US real estate

Discussion in 'Economics' started by tyrant, May 25, 2011.

  1. then what's the point?
    -----------------------------------------------

    Well good question BOB. However, if I were to revert back to my old way's I would say....BOB PULL YOU HEAD OUT OF YOUR ARSE.

    Instead, I will try a new approach with the idiots, I mean members on ET.

    90% of American's hold their "NET WORTH" in their house. So, the point is as the housing "Crash" continues, against the PUNDITS cheer-leading recovery mode, this means that 'AMERIKA' over all is worth less in "REAL NET WORTH".

    Of course you throw the dollar on top of the housing crash and watch your "NET WORTH" flow out the window faster than water pours out of a damn, when the flood gates are open.

    Ok, now throw in all you "BABYBOOMBERS" who are about to get bitch slaped when the INDU takes a dive to the lows of 08. No idea when this will be but the "INDU Bubble" can not last much longer.


    Bottom line, the country is in a Depression and the Depression is Local as you say. But the housing data points to two things.
    1- Another serious down move in the economy.
    2. A great buying opportunity for those who have real income, great credit score or cash to play with.

    THIS IS THE BEST BUYING OPPORTUNITY FOR A HOME IN MODERN HISTORY!!!!!!!!!!! Of course, RE is local, so you have to do your research before you jump in...like all those inverters three years ago..who poured into MIAMI and called the bottom.
     
    #11     May 26, 2011
  2. i have to completely disagree with this statement.

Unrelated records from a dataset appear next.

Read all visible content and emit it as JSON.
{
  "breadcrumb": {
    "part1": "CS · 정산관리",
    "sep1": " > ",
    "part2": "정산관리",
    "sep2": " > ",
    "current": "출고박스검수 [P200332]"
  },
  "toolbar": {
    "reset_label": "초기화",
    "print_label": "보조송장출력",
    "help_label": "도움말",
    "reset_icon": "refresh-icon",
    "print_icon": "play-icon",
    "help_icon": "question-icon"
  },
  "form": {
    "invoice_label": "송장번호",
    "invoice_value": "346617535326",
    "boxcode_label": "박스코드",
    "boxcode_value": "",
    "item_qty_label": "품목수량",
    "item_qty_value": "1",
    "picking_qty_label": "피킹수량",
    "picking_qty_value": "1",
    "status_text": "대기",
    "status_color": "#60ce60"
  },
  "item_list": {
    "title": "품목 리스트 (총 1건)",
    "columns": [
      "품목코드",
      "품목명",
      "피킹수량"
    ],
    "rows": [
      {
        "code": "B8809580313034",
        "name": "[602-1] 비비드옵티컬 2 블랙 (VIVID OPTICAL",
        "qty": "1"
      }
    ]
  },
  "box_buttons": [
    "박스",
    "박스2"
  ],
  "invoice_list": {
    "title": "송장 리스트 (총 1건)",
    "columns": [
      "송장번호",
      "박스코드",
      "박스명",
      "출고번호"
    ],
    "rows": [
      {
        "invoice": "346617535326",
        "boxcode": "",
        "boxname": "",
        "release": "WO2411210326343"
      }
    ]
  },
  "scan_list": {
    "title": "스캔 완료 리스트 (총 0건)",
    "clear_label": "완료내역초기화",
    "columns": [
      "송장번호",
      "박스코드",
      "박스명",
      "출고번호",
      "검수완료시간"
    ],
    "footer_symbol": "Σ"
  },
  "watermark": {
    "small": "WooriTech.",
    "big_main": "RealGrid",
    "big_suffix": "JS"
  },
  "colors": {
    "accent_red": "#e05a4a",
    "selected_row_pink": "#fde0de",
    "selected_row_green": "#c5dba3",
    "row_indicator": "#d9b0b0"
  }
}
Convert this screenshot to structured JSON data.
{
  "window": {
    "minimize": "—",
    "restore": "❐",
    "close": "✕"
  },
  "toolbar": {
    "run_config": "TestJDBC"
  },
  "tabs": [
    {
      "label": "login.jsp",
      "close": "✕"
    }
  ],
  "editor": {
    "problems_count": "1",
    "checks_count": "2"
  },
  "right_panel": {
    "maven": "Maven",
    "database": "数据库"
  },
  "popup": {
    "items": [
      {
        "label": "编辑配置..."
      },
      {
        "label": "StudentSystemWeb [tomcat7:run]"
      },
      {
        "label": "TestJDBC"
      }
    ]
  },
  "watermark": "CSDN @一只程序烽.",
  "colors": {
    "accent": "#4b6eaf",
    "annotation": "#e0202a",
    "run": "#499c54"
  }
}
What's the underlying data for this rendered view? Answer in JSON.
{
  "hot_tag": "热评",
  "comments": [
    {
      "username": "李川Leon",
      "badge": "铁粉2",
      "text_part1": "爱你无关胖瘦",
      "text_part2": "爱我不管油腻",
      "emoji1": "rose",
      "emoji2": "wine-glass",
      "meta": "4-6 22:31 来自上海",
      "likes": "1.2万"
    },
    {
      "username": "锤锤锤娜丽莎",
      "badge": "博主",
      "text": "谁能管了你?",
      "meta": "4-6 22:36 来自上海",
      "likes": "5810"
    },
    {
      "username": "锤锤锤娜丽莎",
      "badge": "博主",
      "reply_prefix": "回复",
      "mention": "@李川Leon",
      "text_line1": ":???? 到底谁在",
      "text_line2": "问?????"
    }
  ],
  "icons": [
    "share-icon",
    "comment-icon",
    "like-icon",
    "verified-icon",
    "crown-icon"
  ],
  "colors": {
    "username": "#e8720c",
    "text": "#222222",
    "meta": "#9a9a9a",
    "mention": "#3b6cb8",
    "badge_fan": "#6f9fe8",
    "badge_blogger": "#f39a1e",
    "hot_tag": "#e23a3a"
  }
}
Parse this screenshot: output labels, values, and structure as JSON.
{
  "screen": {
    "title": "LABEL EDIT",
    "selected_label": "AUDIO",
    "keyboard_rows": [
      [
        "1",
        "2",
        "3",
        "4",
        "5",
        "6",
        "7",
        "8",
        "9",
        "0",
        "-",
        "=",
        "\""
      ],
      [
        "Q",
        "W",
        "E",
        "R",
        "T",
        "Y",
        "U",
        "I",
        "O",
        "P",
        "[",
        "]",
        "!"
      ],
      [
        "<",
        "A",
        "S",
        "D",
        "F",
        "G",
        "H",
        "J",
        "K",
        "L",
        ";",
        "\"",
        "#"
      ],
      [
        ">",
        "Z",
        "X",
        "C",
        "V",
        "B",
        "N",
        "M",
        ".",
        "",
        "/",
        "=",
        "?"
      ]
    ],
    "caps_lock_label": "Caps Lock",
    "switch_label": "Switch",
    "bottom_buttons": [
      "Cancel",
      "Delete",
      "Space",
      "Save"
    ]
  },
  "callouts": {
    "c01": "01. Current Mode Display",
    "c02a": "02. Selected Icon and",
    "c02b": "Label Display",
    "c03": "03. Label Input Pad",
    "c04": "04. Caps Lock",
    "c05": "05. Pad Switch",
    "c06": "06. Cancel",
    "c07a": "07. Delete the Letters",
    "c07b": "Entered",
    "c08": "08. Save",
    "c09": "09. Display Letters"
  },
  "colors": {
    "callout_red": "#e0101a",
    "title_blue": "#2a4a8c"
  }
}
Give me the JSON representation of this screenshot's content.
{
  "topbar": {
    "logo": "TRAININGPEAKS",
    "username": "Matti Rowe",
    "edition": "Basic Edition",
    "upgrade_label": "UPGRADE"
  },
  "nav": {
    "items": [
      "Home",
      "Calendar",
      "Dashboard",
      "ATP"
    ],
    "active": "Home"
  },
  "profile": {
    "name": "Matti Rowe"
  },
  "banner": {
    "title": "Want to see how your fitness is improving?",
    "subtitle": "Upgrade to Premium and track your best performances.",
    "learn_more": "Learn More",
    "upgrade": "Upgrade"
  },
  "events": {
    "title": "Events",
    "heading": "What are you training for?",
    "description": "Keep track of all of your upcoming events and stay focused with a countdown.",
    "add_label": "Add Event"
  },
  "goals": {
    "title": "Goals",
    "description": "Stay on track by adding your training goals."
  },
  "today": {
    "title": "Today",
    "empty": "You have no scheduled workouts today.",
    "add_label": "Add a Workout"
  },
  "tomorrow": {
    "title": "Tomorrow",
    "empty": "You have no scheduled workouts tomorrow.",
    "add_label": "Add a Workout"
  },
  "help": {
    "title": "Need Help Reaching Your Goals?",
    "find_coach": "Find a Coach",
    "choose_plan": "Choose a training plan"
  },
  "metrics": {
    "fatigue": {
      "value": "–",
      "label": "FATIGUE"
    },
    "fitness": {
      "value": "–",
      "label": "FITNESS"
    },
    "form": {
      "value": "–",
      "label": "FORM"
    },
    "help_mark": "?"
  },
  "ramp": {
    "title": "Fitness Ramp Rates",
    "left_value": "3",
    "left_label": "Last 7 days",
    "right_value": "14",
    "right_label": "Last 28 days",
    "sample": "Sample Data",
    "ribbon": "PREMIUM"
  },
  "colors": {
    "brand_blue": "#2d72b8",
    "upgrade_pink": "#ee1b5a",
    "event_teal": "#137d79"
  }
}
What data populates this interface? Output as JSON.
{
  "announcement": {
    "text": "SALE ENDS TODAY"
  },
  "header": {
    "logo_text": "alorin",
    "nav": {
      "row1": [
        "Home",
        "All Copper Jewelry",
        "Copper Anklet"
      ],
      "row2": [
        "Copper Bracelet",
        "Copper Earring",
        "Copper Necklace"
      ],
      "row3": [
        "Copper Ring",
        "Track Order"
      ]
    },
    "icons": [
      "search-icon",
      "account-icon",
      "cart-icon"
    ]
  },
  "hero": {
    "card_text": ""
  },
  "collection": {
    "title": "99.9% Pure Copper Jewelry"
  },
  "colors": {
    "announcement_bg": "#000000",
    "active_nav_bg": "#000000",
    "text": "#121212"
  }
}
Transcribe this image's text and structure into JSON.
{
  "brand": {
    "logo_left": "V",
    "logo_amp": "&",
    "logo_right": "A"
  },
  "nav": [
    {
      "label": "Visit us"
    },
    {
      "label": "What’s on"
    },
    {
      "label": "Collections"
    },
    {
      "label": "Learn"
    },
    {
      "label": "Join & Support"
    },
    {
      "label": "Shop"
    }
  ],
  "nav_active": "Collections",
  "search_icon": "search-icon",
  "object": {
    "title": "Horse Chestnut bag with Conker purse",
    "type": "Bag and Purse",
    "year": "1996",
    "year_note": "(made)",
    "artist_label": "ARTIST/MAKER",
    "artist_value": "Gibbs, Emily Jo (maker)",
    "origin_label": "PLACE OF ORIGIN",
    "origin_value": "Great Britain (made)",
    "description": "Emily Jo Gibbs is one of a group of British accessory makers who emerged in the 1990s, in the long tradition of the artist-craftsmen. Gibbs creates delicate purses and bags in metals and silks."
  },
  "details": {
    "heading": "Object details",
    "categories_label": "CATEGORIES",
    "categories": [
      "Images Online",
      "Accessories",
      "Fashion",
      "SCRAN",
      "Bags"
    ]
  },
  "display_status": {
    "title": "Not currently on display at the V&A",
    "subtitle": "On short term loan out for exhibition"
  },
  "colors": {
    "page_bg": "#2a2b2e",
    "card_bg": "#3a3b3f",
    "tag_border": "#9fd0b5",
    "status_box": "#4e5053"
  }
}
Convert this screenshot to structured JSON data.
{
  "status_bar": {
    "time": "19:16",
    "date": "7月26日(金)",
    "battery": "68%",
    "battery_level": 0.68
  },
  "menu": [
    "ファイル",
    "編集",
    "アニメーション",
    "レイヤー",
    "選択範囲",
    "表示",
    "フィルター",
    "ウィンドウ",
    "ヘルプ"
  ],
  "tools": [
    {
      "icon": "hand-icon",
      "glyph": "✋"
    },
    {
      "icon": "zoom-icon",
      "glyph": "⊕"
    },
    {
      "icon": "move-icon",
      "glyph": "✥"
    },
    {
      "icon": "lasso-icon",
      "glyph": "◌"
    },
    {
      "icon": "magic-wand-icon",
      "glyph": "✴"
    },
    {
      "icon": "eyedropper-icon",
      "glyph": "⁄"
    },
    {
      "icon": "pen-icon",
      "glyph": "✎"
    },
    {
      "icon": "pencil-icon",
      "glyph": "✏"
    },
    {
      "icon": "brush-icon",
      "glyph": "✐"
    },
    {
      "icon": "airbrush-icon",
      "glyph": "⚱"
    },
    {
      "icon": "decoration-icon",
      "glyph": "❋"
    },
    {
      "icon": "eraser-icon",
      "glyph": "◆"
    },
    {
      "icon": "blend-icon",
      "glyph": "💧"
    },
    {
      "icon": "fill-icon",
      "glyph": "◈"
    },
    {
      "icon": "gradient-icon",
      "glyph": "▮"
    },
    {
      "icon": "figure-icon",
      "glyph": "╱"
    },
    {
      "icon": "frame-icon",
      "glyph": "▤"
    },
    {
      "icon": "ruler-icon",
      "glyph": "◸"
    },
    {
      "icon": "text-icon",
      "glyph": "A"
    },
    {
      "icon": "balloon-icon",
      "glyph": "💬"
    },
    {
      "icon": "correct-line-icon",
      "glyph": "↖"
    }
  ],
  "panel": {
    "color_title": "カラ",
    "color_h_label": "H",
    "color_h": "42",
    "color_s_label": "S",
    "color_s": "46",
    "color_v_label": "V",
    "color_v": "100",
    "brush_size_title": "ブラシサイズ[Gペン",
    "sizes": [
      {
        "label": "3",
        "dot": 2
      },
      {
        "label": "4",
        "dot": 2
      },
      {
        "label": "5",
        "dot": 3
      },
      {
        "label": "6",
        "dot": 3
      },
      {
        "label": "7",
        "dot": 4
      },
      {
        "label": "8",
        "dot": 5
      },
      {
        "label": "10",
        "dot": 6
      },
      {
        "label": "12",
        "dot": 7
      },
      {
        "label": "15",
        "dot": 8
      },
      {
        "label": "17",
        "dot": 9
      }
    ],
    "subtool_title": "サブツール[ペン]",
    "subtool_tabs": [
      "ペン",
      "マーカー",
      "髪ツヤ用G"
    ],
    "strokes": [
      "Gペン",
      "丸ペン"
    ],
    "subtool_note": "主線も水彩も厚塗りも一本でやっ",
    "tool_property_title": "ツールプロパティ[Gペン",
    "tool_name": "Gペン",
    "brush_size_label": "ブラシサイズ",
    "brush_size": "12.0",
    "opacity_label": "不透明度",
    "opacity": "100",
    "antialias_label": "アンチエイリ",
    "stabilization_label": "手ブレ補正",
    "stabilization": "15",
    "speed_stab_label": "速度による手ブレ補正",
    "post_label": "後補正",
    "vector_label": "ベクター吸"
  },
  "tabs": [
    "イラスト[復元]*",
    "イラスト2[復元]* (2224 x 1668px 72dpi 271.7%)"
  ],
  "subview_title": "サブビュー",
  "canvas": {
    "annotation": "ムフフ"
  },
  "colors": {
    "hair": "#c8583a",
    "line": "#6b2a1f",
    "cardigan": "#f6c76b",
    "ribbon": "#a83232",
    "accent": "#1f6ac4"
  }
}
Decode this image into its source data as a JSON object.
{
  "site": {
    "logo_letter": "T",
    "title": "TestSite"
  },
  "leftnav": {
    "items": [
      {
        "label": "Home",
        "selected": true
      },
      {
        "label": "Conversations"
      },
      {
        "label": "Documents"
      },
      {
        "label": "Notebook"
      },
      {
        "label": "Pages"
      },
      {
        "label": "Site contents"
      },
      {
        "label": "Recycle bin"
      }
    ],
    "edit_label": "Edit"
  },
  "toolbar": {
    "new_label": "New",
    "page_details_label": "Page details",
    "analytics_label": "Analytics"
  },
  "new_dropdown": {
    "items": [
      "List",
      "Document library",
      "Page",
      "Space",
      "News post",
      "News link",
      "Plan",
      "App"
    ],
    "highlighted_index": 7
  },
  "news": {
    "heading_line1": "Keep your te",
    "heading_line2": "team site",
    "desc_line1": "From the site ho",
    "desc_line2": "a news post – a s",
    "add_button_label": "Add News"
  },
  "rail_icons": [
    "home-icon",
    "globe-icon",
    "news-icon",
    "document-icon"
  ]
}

    as you pointed out housing prices are likely to continue to decline, even if we are looking at a negative real interest rate environment- if the asset you are looking to purchase is going to continue to go down in price you my as well wait a bit longer to purchase it. i think the real time to buy a house will be once mortgage rates hit 10+% and then just to pay cash, until then i'd sit in physical assets or "tollbooth" stocks like nat gas pipelines, electic lines, refineries and of course physical silver. sit back and watch home values collapse along with the dollar over the next decade.

    another option is to wait for the mortgage deduction to be taken away by congress and the next day go offer someone 25% less than they were asking and cite the lack of the mortgage deduction, because the upper end housing market will drop by at least 25% if that legislation passes

    there is no reason to go out and buy a house now when 30+% of the market is foreclosures and all housing markets are in clear bear market trends, it's never the safe or best play to try and catch a falling knife, wait til housing prices recover and jump 20% to get in- you won't "call the bottom" but you also won't be the sucker who buys it and watches the price drop yet again in half.
     
    #12     May 26, 2011
  3. Bob111

    Bob111

    same here..i see no reason to buy,unless you have some good connections,that allow you to buy at the prices way below current market(on other hand-if you have such connections-you can make money in any market)
    buy to live-that's fine. but buy to rent? you have to do helluva home work before that. for example in my area-if i buy and rent today at our current prices-my return would be around 1-2% after all expenses. f ** that..bank pays more or same without any hassle....not to mention further downside risks..as far as i remember typical rent use to be around 10% after all expenses...
     
    #14     May 26, 2011
  4. Rent, no ties, chose where you want to live. Stuck if you buy, be sure you want want 7-19 years

     
    #15     May 27, 2011
  5. tyrant

    tyrant

    If prices have fallen in your area, return should be closer to at least 6-7% right? Care to explain why you would only get 1-2%?
     
    #16     May 27, 2011
  6. sle

    sle

    I might be wrong, but I don't really think anything that sells for 287k could be considered luxury.
     
    #17     May 27, 2011
  7. tyrant

    tyrant

    How certain mortgage rate will go to10%? In the long run, property prices tend to go up. A 50% correction is serious enough now. I think US props at good location is a buy now. Buy where there is almost guaranteed tenants. As long as rentals cover monthly payments and they should given depressed prices, should be good.
     
    #18     May 27, 2011
  8. In the long run, property prices go up at the same rate the economy goes up.

    There's another 50% coming. Current mortgage policy is unsustainable, and like all unsustainables, it will come to an end.
     
    #19     May 27, 2011
  9. tyrant

    tyrant

    If rental yield is 6-8% now, it should be a good buy, meaning prices should go back up. Even if it does not, it still gives positive cash flow monthly. In Asia, properties giving such returns have no chance to make it into the market. It will be gobbled up. maybe a crash is imminent in Asia including Australia.